En 2018, l’artiste australienne Sara Morawetz a parcouru la ligne du Méridien de Dunkerque à Barcelone, en suivant le chemin des deux scientifiques français Pierre Méchain et Jean-Baptiste Delambre (1792-1798), les premiers à mesurer le Méridien. Il leur a fallu six ans et ils ont été emprisonnés à plusieurs reprises en cours de route, au lendemain de la Révolution. Ils ont utilisé leurs mesures ultérieures pour définir la longueur d’un mètre. En suivant la route des scientifiques aussi loin que possible, dans « Marcher de Dunkerque à Barcelone pour mesurer la circonférence de la Terre », Morawetz a mis 112 jours. Elle décrit sa méthodologie dans une interview publiée dans The Art Life : « Nous marchons dans le paysage, marchant d’un endroit à l’autre, en suivant approximativement la ligne du méridien qui coupe Paris. J’ai essayé d’organiser le voyage autour des villes que les premiers scientifiques français ont visitées, bien que cela se soit avéré plus difficile à certains moments qu’à d’autres. Nous avons légèrement dévié de notre route pour trouver un logement, des endroits où l’on peut manger et des endroits faciles à parcourir à pied, mais la promenade est néanmoins façonnée par ce voyage original. Chaque jour – quelles que soient les conditions – nous devons nous arrêter quelque part pour prendre une mesure. Cela se fait avec un récepteur GPS pris à deux points, un télémètre laser et une cible construite qui me permet de mesurer la distance. Ces mesures sont prises entre 300 et 500 mètres, les données sont ensuite traitées en temps réel… Ces rapports sont envoyés au Musée des Arts et Métiers à Paris. » J’ai découvert ce projet d’une manière inhabituelle, car j’habite près de la ligne du Méridien dans le Sud-Ouest de la France en temps normal. Mon voisin qui dirige l’Auberge en face m’appelle parfois pour traduire lorsque ses clients ne parlent pas français. Un jour, à ma grande surprise, sa cliente était une artiste australienne qui marchait sur la ligne du Méridien ! Je me suis présenté en tant que commissaire et écrivain et elle m’a parlé de son projet sur le pas de ma porte. C’est intéressant de découvrir une nouvelle œuvre d’art tout à fait par hasard. »

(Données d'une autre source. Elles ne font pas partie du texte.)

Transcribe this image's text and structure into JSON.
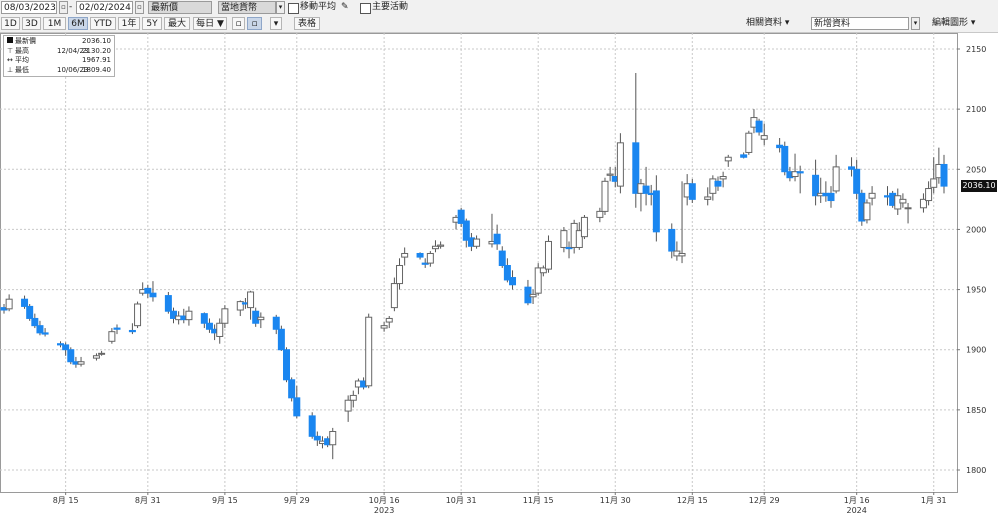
{
  "toolbar": {
    "start_date": "08/03/2023",
    "end_date": "02/02/2024",
    "field_value": "最新價",
    "currency_value": "當地貨幣",
    "moving_avg_label": "移動平均",
    "key_events_label": "主要活動",
    "periods": [
      "1D",
      "3D",
      "1M",
      "6M",
      "YTD",
      "1年",
      "5Y",
      "最大"
    ],
    "selected_period": "6M",
    "frequency_value": "每日 ▼",
    "table_label": "表格",
    "related_data_label": "相關資料",
    "new_data_label": "新增資料",
    "edit_chart_label": "編輯圖形"
  },
  "legend": {
    "last": {
      "label": "最新價",
      "value": "2036.10"
    },
    "high": {
      "label": "最高",
      "date": "12/04/23",
      "value": "2130.20"
    },
    "average": {
      "label": "平均",
      "value": "1967.91"
    },
    "low": {
      "label": "最低",
      "date": "10/06/23",
      "value": "1809.40"
    }
  },
  "current_price_label": "2036.10",
  "colors": {
    "up": "#ffffff",
    "down": "#1a86f0",
    "grid": "#c9c9c9",
    "wick": "#555555"
  },
  "chart_data": {
    "type": "candlestick",
    "ylim": [
      1780,
      2160
    ],
    "y_ticks": [
      1800,
      1850,
      1900,
      1950,
      2000,
      2050,
      2100,
      2150
    ],
    "x_ticks": [
      {
        "date": "2023-08-15",
        "label": "8月 15"
      },
      {
        "date": "2023-08-31",
        "label": "8月 31"
      },
      {
        "date": "2023-09-15",
        "label": "9月 15"
      },
      {
        "date": "2023-09-29",
        "label": "9月 29"
      },
      {
        "date": "2023-10-16",
        "label": "10月 16"
      },
      {
        "date": "2023-10-31",
        "label": "10月 31"
      },
      {
        "date": "2023-11-15",
        "label": "11月 15"
      },
      {
        "date": "2023-11-30",
        "label": "11月 30"
      },
      {
        "date": "2023-12-15",
        "label": "12月 15"
      },
      {
        "date": "2023-12-29",
        "label": "12月 29"
      },
      {
        "date": "2024-01-16",
        "label": "1月 16"
      },
      {
        "date": "2024-01-31",
        "label": "1月 31"
      }
    ],
    "year_labels": [
      {
        "date": "2023-10-16",
        "label": "2023"
      },
      {
        "date": "2024-01-16",
        "label": "2024"
      }
    ],
    "date_range": [
      "2023-08-03",
      "2024-02-02"
    ],
    "ohlc": [
      [
        "2023-08-03",
        1935,
        1938,
        1930,
        1933
      ],
      [
        "2023-08-04",
        1934,
        1946,
        1932,
        1942
      ],
      [
        "2023-08-07",
        1942,
        1945,
        1934,
        1936
      ],
      [
        "2023-08-08",
        1936,
        1938,
        1924,
        1926
      ],
      [
        "2023-08-09",
        1926,
        1930,
        1918,
        1920
      ],
      [
        "2023-08-10",
        1920,
        1924,
        1912,
        1914
      ],
      [
        "2023-08-11",
        1914,
        1918,
        1911,
        1913
      ],
      [
        "2023-08-14",
        1905,
        1907,
        1902,
        1904
      ],
      [
        "2023-08-15",
        1904,
        1906,
        1895,
        1900
      ],
      [
        "2023-08-16",
        1900,
        1902,
        1888,
        1890
      ],
      [
        "2023-08-17",
        1890,
        1894,
        1885,
        1888
      ],
      [
        "2023-08-18",
        1888,
        1894,
        1886,
        1890
      ],
      [
        "2023-08-21",
        1893,
        1897,
        1891,
        1895
      ],
      [
        "2023-08-22",
        1897,
        1899,
        1895,
        1897
      ],
      [
        "2023-08-24",
        1907,
        1918,
        1905,
        1915
      ],
      [
        "2023-08-25",
        1918,
        1921,
        1913,
        1917
      ],
      [
        "2023-08-28",
        1916,
        1922,
        1913,
        1915
      ],
      [
        "2023-08-29",
        1920,
        1940,
        1918,
        1938
      ],
      [
        "2023-08-30",
        1947,
        1956,
        1945,
        1950
      ],
      [
        "2023-08-31",
        1951,
        1954,
        1943,
        1947
      ],
      [
        "2023-09-01",
        1947,
        1957,
        1940,
        1944
      ],
      [
        "2023-09-04",
        1945,
        1948,
        1930,
        1932
      ],
      [
        "2023-09-05",
        1932,
        1935,
        1922,
        1926
      ],
      [
        "2023-09-06",
        1925,
        1932,
        1921,
        1928
      ],
      [
        "2023-09-07",
        1928,
        1934,
        1922,
        1925
      ],
      [
        "2023-09-08",
        1925,
        1936,
        1920,
        1932
      ],
      [
        "2023-09-11",
        1930,
        1931,
        1918,
        1922
      ],
      [
        "2023-09-12",
        1922,
        1926,
        1914,
        1917
      ],
      [
        "2023-09-13",
        1917,
        1921,
        1908,
        1914
      ],
      [
        "2023-09-14",
        1911,
        1926,
        1905,
        1922
      ],
      [
        "2023-09-15",
        1922,
        1937,
        1918,
        1934
      ],
      [
        "2023-09-18",
        1933,
        1941,
        1928,
        1940
      ],
      [
        "2023-09-19",
        1939,
        1943,
        1934,
        1938
      ],
      [
        "2023-09-20",
        1935,
        1949,
        1925,
        1948
      ],
      [
        "2023-09-21",
        1932,
        1935,
        1919,
        1922
      ],
      [
        "2023-09-22",
        1925,
        1931,
        1918,
        1927
      ],
      [
        "2023-09-25",
        1927,
        1929,
        1913,
        1917
      ],
      [
        "2023-09-26",
        1917,
        1920,
        1899,
        1900
      ],
      [
        "2023-09-27",
        1900,
        1902,
        1873,
        1875
      ],
      [
        "2023-09-28",
        1875,
        1877,
        1857,
        1860
      ],
      [
        "2023-09-29",
        1860,
        1870,
        1843,
        1845
      ],
      [
        "2023-10-02",
        1845,
        1848,
        1826,
        1828
      ],
      [
        "2023-10-03",
        1828,
        1832,
        1820,
        1825
      ],
      [
        "2023-10-04",
        1822,
        1828,
        1818,
        1824
      ],
      [
        "2023-10-05",
        1826,
        1828,
        1819,
        1821
      ],
      [
        "2023-10-06",
        1821,
        1835,
        1809,
        1832
      ],
      [
        "2023-10-09",
        1849,
        1862,
        1840,
        1858
      ],
      [
        "2023-10-10",
        1858,
        1866,
        1852,
        1862
      ],
      [
        "2023-10-11",
        1869,
        1876,
        1863,
        1874
      ],
      [
        "2023-10-12",
        1874,
        1877,
        1867,
        1869
      ],
      [
        "2023-10-13",
        1870,
        1930,
        1868,
        1927
      ],
      [
        "2023-10-16",
        1918,
        1923,
        1915,
        1920
      ],
      [
        "2023-10-17",
        1923,
        1928,
        1918,
        1926
      ],
      [
        "2023-10-18",
        1935,
        1960,
        1932,
        1955
      ],
      [
        "2023-10-19",
        1955,
        1976,
        1950,
        1970
      ],
      [
        "2023-10-20",
        1977,
        1985,
        1970,
        1980
      ],
      [
        "2023-10-23",
        1980,
        1981,
        1975,
        1977
      ],
      [
        "2023-10-24",
        1972,
        1976,
        1968,
        1971
      ],
      [
        "2023-10-25",
        1972,
        1982,
        1969,
        1980
      ],
      [
        "2023-10-26",
        1984,
        1991,
        1981,
        1986
      ],
      [
        "2023-10-27",
        1986,
        1990,
        1984,
        1987
      ],
      [
        "2023-10-30",
        2006,
        2012,
        2000,
        2010
      ],
      [
        "2023-10-31",
        2016,
        2018,
        2002,
        2005
      ],
      [
        "2023-11-01",
        2007,
        2009,
        1985,
        1991
      ],
      [
        "2023-11-02",
        1993,
        1997,
        1982,
        1986
      ],
      [
        "2023-11-03",
        1986,
        1995,
        1984,
        1992
      ],
      [
        "2023-11-06",
        1988,
        2013,
        1985,
        1990
      ],
      [
        "2023-11-07",
        1996,
        2004,
        1983,
        1988
      ],
      [
        "2023-11-08",
        1982,
        1986,
        1968,
        1970
      ],
      [
        "2023-11-09",
        1970,
        1976,
        1956,
        1958
      ],
      [
        "2023-11-10",
        1960,
        1966,
        1950,
        1954
      ],
      [
        "2023-11-13",
        1952,
        1958,
        1937,
        1939
      ],
      [
        "2023-11-14",
        1944,
        1950,
        1938,
        1946
      ],
      [
        "2023-11-15",
        1947,
        1972,
        1945,
        1968
      ],
      [
        "2023-11-16",
        1964,
        1970,
        1961,
        1968
      ],
      [
        "2023-11-17",
        1967,
        1995,
        1964,
        1990
      ],
      [
        "2023-11-20",
        1985,
        2002,
        1981,
        1999
      ],
      [
        "2023-11-21",
        1985,
        1990,
        1976,
        1984
      ],
      [
        "2023-11-22",
        1985,
        2008,
        1980,
        2005
      ],
      [
        "2023-11-23",
        1985,
        2006,
        1983,
        1999
      ],
      [
        "2023-11-24",
        1994,
        2012,
        1992,
        2010
      ],
      [
        "2023-11-27",
        2010,
        2018,
        2006,
        2015
      ],
      [
        "2023-11-28",
        2015,
        2043,
        2012,
        2040
      ],
      [
        "2023-11-29",
        2045,
        2052,
        2040,
        2046
      ],
      [
        "2023-11-30",
        2044,
        2052,
        2035,
        2040
      ],
      [
        "2023-12-01",
        2036,
        2080,
        2030,
        2072
      ],
      [
        "2023-12-04",
        2072,
        2130,
        2018,
        2030
      ],
      [
        "2023-12-05",
        2030,
        2042,
        2015,
        2038
      ],
      [
        "2023-12-06",
        2036,
        2052,
        2020,
        2030
      ],
      [
        "2023-12-07",
        2030,
        2037,
        2020,
        2029
      ],
      [
        "2023-12-08",
        2032,
        2045,
        1990,
        1998
      ],
      [
        "2023-12-11",
        2000,
        2005,
        1976,
        1982
      ],
      [
        "2023-12-12",
        1978,
        1990,
        1974,
        1982
      ],
      [
        "2023-12-13",
        1978,
        2040,
        1972,
        1980
      ],
      [
        "2023-12-14",
        2027,
        2046,
        2020,
        2038
      ],
      [
        "2023-12-15",
        2038,
        2042,
        2022,
        2025
      ],
      [
        "2023-12-18",
        2025,
        2035,
        2020,
        2027
      ],
      [
        "2023-12-19",
        2030,
        2045,
        2024,
        2042
      ],
      [
        "2023-12-20",
        2040,
        2044,
        2032,
        2036
      ],
      [
        "2023-12-21",
        2042,
        2048,
        2035,
        2044
      ],
      [
        "2023-12-22",
        2057,
        2062,
        2052,
        2060
      ],
      [
        "2023-12-25",
        2062,
        2064,
        2059,
        2060
      ],
      [
        "2023-12-26",
        2064,
        2082,
        2062,
        2080
      ],
      [
        "2023-12-27",
        2085,
        2100,
        2080,
        2093
      ],
      [
        "2023-12-28",
        2090,
        2092,
        2078,
        2081
      ],
      [
        "2023-12-29",
        2075,
        2088,
        2070,
        2078
      ],
      [
        "2024-01-01",
        2070,
        2076,
        2064,
        2068
      ],
      [
        "2024-01-02",
        2069,
        2073,
        2045,
        2048
      ],
      [
        "2024-01-03",
        2048,
        2052,
        2040,
        2043
      ],
      [
        "2024-01-04",
        2044,
        2063,
        2040,
        2048
      ],
      [
        "2024-01-05",
        2048,
        2053,
        2030,
        2047
      ],
      [
        "2024-01-08",
        2045,
        2058,
        2020,
        2028
      ],
      [
        "2024-01-09",
        2028,
        2043,
        2022,
        2030
      ],
      [
        "2024-01-10",
        2030,
        2040,
        2023,
        2028
      ],
      [
        "2024-01-11",
        2030,
        2036,
        2018,
        2024
      ],
      [
        "2024-01-12",
        2032,
        2062,
        2030,
        2052
      ],
      [
        "2024-01-15",
        2052,
        2060,
        2044,
        2050
      ],
      [
        "2024-01-16",
        2050,
        2058,
        2025,
        2030
      ],
      [
        "2024-01-17",
        2030,
        2033,
        2003,
        2007
      ],
      [
        "2024-01-18",
        2008,
        2025,
        2005,
        2022
      ],
      [
        "2024-01-19",
        2026,
        2036,
        2020,
        2030
      ],
      [
        "2024-01-22",
        2028,
        2036,
        2020,
        2027
      ],
      [
        "2024-01-23",
        2030,
        2032,
        2018,
        2020
      ],
      [
        "2024-01-24",
        2017,
        2034,
        2012,
        2028
      ],
      [
        "2024-01-25",
        2022,
        2030,
        2018,
        2025
      ],
      [
        "2024-01-26",
        2018,
        2022,
        2005,
        2018
      ],
      [
        "2024-01-29",
        2018,
        2030,
        2014,
        2025
      ],
      [
        "2024-01-30",
        2024,
        2040,
        2020,
        2034
      ],
      [
        "2024-01-31",
        2035,
        2060,
        2030,
        2042
      ],
      [
        "2024-02-01",
        2043,
        2068,
        2038,
        2054
      ],
      [
        "2024-02-02",
        2054,
        2062,
        2030,
        2036
      ]
    ]
  }
}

« étalon », Sara Morawetz, 2018 : marche de Dunkerque à Barcelone, en suivant les créateurs du mètre « étalon ». Le mètre a été proposé à l’origine à la fin du XVIIIe siècle – résultat d’une expédition de reconnaissance à grande échelle entreprise par les astronomes français Delambre et Méchain en 1792. © Sara Morawetz

Ce sont des projets comme celui-ci qui peuvent définir la façon dont nous nous déplacerons dans l’Europe de demain. Avec des réalités géographiques et des attentes changeantes, chacun, artiste ou non, devra peut-être s’adapter et emprunter des chemins moins fréquentés, comme les flâneurs, les troubadours, les moines errants et les pèlerins du passé.